In 1912, the city's Adolphus Hotel, with its ornate Edwardian Baroque style, would capture the attention of Dallas visitors just as it continues to do today.
The 1930s brought Art Deco architecture to Dallas, and today the city is home to Fair Park (1300 Robert B. Cullum Blvd). Its 277 acres of the country's largest collection of 1930s Art Deco architecture at one site and a favorite spot for visitors to stroll from museum to museum and admire the stylish exteriors.
Along with architectural styles, Dallas also showcases the works of some of the country's best-known architectural names: Frank Lloyd Wright, I.M. Pei, and Philip Johnson, each creating unique facilities.
Insider's Guide: The Best of Architecture & Landmarks in Dallas
A 68-second ride sweeps you up 55 stories to the top of the symbol of Dallas: the soaring Reunion Tower (300 Reunion Blvd), a column topped by a geodesic and glass dome complete with an observation tower, restaurant, and lounge. Although one of the most recognized landmarks in the metro area, it's joined by a host of other notable buildings ranging from historic to modern.
The internationally known I.M. Pei, famous for his addition of the Louvre's pyramid, has created several projects in downtown Dallas. One of the most notable is the Morton H. Meyerson Symphony Center (2301 Flora St), built in 1989 as the permanent home of the Dallas Symphony Orchestra. The building is the only symphony center designed by Pei.
The architect's Dallas City Hall (1500 Marilla St), noteworthy for its cantilevered facade, is a modern landmark. Another Pei landmark is downtown's Fountain Place (1445 Ross Ave), a green glass tower that rises from a base of waterfalls and fountains, considered to be one of the world's most complex computer-driven water spray works.
Other must-see places in the area include the Kalita Humphreys Theater (3636 Turtle Creek) designed by Frank Lloyd Wright, one of only three theaters designed by the famous architect.

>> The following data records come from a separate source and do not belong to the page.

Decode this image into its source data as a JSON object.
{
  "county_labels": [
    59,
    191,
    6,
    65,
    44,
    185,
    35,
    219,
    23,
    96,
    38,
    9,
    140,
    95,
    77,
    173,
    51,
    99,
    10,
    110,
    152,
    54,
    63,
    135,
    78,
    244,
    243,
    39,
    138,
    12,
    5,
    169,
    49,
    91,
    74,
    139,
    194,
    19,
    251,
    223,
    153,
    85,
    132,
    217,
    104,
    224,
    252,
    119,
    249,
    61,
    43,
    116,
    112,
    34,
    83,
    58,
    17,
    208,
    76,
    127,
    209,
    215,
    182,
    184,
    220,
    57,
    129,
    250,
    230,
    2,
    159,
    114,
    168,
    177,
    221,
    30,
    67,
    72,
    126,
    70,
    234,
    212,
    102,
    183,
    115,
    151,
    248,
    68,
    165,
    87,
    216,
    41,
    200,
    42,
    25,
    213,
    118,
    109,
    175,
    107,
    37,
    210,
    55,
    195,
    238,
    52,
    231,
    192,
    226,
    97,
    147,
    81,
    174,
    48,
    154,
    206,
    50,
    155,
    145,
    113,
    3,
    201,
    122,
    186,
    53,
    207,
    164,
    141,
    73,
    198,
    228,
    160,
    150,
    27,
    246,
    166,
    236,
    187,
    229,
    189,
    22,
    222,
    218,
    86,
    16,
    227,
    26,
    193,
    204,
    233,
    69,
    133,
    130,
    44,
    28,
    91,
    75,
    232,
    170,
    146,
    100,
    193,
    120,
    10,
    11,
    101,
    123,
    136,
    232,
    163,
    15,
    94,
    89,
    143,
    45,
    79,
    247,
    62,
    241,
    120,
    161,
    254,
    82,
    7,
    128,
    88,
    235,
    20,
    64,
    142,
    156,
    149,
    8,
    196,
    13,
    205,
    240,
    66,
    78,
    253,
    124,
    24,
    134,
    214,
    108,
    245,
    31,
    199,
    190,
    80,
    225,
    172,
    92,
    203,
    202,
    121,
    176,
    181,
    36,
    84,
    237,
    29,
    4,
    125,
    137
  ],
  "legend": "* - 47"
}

Philip Johnson's work also plays a prominent role in the area, from Dallas's peaceful Thanks-Giving Square (1627 Pacific Ave), known for its cascading fountains and interfaith chapel inspired by an Iraqi minaret, to Fort Worth's Amon Carter Museum (7501 Camp Bowie Blvd) and the Fort Worth Water Gardens (1502 Commerce St), a cascade of water down terraced steps.